Terrible question. 15-5-2 are steps illustrated, 15-5 makes the ten asked for in the question.
I suspect that the percentage is much higher than you’d expect. Certainly, most kids are expected to be able to solve that problem by the end of first grade, and there will be some who’ve had exposure to the techniques before then (maybe they had a very ambitious kindergarten teacher, or maybe they have an older sibling who passes it down).

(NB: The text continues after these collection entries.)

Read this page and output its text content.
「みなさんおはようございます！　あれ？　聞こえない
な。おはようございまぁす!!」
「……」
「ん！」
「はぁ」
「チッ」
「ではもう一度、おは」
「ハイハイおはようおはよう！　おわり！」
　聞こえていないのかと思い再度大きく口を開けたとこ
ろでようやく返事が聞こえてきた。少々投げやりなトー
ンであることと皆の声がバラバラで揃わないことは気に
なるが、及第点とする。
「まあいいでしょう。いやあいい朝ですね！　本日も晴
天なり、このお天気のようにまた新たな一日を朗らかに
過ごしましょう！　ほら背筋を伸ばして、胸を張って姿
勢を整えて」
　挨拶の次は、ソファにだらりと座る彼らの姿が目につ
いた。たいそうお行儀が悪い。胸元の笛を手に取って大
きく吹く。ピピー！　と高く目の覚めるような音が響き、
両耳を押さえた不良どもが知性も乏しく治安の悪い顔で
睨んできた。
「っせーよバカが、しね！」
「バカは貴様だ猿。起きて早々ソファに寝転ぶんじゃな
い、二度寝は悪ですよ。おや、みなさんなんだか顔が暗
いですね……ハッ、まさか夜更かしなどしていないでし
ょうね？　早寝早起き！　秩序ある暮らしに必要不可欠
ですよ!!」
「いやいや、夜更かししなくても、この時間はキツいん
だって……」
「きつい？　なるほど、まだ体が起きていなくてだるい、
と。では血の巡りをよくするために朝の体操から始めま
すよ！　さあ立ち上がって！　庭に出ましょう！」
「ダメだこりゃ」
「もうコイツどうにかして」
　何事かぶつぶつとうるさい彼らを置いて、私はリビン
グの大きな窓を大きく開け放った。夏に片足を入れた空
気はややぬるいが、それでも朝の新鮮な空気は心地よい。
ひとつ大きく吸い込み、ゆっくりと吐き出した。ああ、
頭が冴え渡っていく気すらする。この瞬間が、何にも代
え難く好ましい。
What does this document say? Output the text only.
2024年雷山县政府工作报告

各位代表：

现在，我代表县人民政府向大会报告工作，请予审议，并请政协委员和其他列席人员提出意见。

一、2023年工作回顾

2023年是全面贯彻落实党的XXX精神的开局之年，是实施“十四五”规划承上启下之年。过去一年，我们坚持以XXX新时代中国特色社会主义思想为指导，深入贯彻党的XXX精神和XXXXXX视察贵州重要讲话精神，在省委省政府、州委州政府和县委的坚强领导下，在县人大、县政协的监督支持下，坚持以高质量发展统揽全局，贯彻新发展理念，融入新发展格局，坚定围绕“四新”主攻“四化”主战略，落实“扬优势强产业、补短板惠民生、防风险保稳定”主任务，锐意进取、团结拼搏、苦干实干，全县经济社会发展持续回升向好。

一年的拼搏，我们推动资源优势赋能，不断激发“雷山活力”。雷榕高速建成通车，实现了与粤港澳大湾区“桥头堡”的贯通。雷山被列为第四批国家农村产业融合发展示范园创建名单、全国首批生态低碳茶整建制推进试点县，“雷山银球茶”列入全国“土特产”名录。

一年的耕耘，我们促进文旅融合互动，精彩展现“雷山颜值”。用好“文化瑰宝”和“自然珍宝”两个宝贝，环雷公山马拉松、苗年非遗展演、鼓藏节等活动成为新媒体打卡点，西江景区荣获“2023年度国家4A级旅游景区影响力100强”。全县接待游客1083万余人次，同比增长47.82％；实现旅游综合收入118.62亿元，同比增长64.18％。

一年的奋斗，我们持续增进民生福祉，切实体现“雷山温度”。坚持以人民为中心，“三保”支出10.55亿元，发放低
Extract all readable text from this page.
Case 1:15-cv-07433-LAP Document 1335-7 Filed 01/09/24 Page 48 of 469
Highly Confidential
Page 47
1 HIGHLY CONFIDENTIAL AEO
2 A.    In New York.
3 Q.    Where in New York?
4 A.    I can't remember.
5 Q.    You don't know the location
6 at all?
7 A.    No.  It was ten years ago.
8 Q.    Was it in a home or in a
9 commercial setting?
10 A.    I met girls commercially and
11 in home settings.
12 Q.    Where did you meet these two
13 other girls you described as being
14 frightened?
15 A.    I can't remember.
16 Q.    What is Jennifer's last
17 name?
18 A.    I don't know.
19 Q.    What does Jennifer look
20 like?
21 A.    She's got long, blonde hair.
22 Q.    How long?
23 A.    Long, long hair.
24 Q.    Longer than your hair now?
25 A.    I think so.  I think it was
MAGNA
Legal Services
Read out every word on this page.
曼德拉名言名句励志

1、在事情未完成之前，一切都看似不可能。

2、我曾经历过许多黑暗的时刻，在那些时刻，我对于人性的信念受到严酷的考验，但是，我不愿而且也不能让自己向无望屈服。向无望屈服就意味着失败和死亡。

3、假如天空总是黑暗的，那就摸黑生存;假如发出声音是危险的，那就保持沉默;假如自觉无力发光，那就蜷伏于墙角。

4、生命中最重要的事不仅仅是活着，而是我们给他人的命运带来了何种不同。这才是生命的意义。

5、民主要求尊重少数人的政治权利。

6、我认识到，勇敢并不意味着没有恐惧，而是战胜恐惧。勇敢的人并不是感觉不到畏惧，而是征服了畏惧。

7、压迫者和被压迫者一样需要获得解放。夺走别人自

But even if it is only the top 1% who could get it, what’s wrong with that? You need some questions like that, if the test is to be useful. How else would you tell the difference between a student in the 99th percentile from one in the 98th percentile? For a well-designed test, that tells you as much as possible about the students (which is after all the purpose of tests), the average score should be 50%.
That’s perhaps the intended score for a test that is designed to rank and compare students - a norm-referenced test. For a criterion-referenced test, one which is designed to see whether students have mastered certain material, that is not the ideal score - on those types of tests, you’re typically okay with all students scoring well if it means, accurately, that the material has been mastered by the vast majority of students.
Also, test questions for which only 1% of students get it correct is probably NOT useful; there is typically little need for a single question to distinguish between the 99th and 98th percentile (or, for that matter, the 1st and 2nd percentiles). Unless the test is extremely long (in which case it has other issues), there is typically a better use for the limited number of questions available on a test than making such a fine distinction.